Survey of the use of statistical methods in Journal of the Korean Association of Oral and Maxillofacial Surgeons

Yong-Geun Choi

doi:10.5125/jkaoms.2018.44.1.25

Abstract

Objectives

This study aimed to describe recent patterns in the types of statistical test used in original articles that were published in Journal of the Korean Association of Oral and Maxillofacial Surgeons.

Materials and Methods

Thirty-six original articles published in the Journal in 2015 and 2016 were ascertained. The type of statistical test was identified by one researcher. Descriptive statistics, such as frequency, rank, and proportion, were calculated. Graphical statistics, such as a histogram, were constructed to reveal the overall utilization pattern of statistical test types.

Results

Twenty-two types of statistical test were used. Statistical test type was not reported in four original articles and classified as unclear in 5%. The four most frequently used statistical tests constituted 47% of the total tests and these were the chi-square test, Student's t-test, Fisher's exact test, and Mann-Whitney test in descending order. Regression models, such as the Cox proportional hazard model and multiple logistic regression to adjust for potential confounding variables, were used in only 6% of the studies. Normality tests, including the Kolmogorov-Smirnov test, Levene test, Shapiro-Wilk test, and Scheffé's test, were used diversely but in only 10% of the studies.

Conclusion

A total of 22 statistical tests were identified, with four tests occupying almost half of the results.
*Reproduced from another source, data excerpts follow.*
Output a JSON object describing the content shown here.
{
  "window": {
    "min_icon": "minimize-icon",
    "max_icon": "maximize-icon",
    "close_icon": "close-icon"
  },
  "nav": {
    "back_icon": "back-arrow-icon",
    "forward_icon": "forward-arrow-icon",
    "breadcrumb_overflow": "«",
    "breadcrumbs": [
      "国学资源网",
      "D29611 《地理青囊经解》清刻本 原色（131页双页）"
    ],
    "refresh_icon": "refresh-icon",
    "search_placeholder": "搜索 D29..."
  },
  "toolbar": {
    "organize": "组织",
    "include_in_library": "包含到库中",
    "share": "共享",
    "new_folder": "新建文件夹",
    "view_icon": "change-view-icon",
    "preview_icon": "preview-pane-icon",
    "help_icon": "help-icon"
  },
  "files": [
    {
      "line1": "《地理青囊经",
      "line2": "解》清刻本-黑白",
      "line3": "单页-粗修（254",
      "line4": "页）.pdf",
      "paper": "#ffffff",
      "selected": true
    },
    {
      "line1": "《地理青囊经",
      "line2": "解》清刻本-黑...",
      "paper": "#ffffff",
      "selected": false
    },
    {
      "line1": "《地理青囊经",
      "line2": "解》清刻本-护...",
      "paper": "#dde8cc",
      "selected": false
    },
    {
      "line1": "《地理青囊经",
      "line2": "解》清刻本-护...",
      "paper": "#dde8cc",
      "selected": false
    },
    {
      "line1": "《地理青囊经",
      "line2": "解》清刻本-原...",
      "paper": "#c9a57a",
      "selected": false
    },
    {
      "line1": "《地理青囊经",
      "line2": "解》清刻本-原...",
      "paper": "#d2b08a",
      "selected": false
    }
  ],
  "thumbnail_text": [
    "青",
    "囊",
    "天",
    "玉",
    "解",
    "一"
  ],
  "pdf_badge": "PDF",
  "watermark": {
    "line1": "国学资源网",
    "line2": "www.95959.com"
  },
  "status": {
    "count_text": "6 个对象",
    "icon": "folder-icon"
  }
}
Adoption of a nonparametric test is recommended when the status of normality is vague. Adjustment for confounding variables should be pursued using a multiple regression model when the number of potential confounding variables is numerous.

I. Introduction

Science is the processing of information by a meticulous objective to test a hypothesis with data. Data, the outcome of measuring real phenomenon, is inevitably subject to error such as systematical bias, random chance, and contextual confounders1. Thus, the statistical test is the essence of hypothesis testing in original articles to estimate the probability of a finding occurring by chance alone. When a sample's findings are used to make an inference from the study of a target population, random sampling variability is an inescapable component. A variety of statistical tests are available depending on the scale of variables measured, number of comparison groups in a study, the difference of comparison groups in a study, as well as normality of the measured variables. In addition, the adjustment for potential confounding variables is also feasible with statistical methods. Clinical researchers need to be fluent when choosing the right statistical test in designing studies. Otherwise, inferential statistics through wrong statistical tests may invalidate conclusions and may influence other clinicians into making inefficient or ineffective clinical decisions based on the invalid clinical information.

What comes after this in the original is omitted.